I had a $20 bill and $2 bill in my pocket. I went down the hall and out the locked door. Down the street I bent over and handed the broken old man leaning against this beautiful edifice the $2 bill. He mumbled his thanks and I hurried on around the corner to the front lobby door.
Why didn't I just give him the $20? I thought about, but couldn't escape the idea that it was enough money to not only buy dinner for all his friends, but also a couple bottles of wine and a six pack to go along with it. And then I was ashamed of myself: Who was I to judge? I should have just given it to him.
Who am I to judge?
Who is more broken, him or me? He has no resources and is leaning destitute against the wall of this glorious hotel, but I who have resources am too troubled by my interpretation of Jesus' word and my sneaking judgementalism to just do the right thing and give him the money.
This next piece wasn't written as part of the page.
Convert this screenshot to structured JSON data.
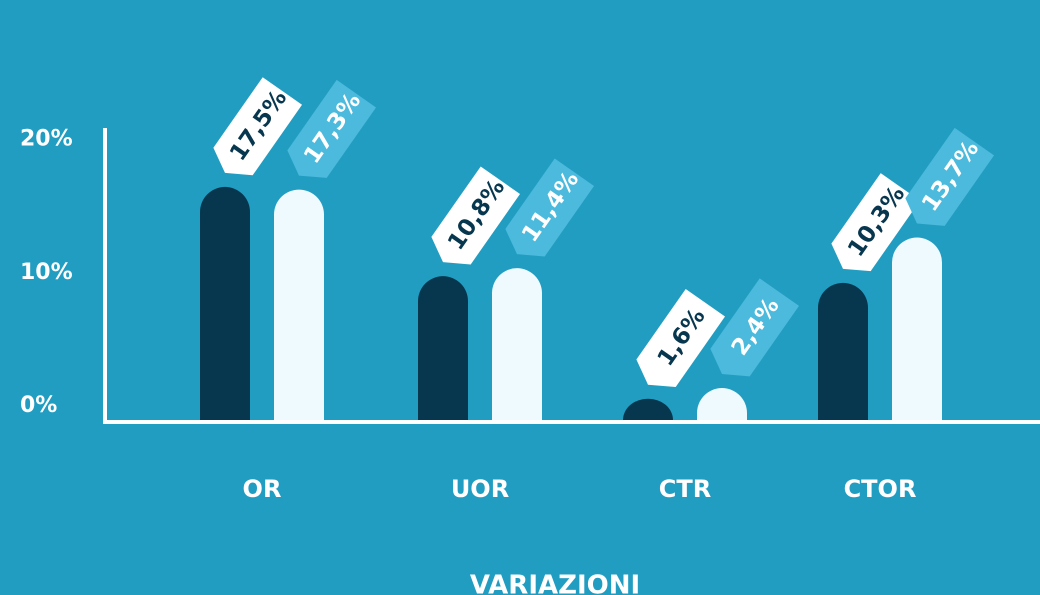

I went out for dinner again tonight but the old man wasn't there any longer. Not far away was another beggar, sitting by the stairs down to the BART station. The twenty was gone (I'd bought a mocha and a roll at Starbuck's this morning!) but I pressed a five into his hand. I don't feel particularly good about it, but I feel better than I would if I'd ignored him.
"Give to anyone who begs from you...
What does any of this have to do with Mhlosheni? I'm not sure I can see the connection myself. But ever since I arrived at this grandiose pile of marble and wood and brass I've been thinking of the Nhlangano Sun Hotel. It was, frankly, a run-down, musty, fire-scarred and tattered casino-hotel with thin sheets and course toilet paper. But it was beautiful.
There really isn't any comparison in lodgings. They're different worlds, different galaxies, different realities. But just now, as I wrote this at the Palace's nice cherry-wood desk, I think I'd rather be over there.
And I think that maybe -- just maybe -- every person who picked us up there in the morning for our drives into Mhlosheni or dropped us off there after a long day in the ADP would have said the same thing: "Just give him the money."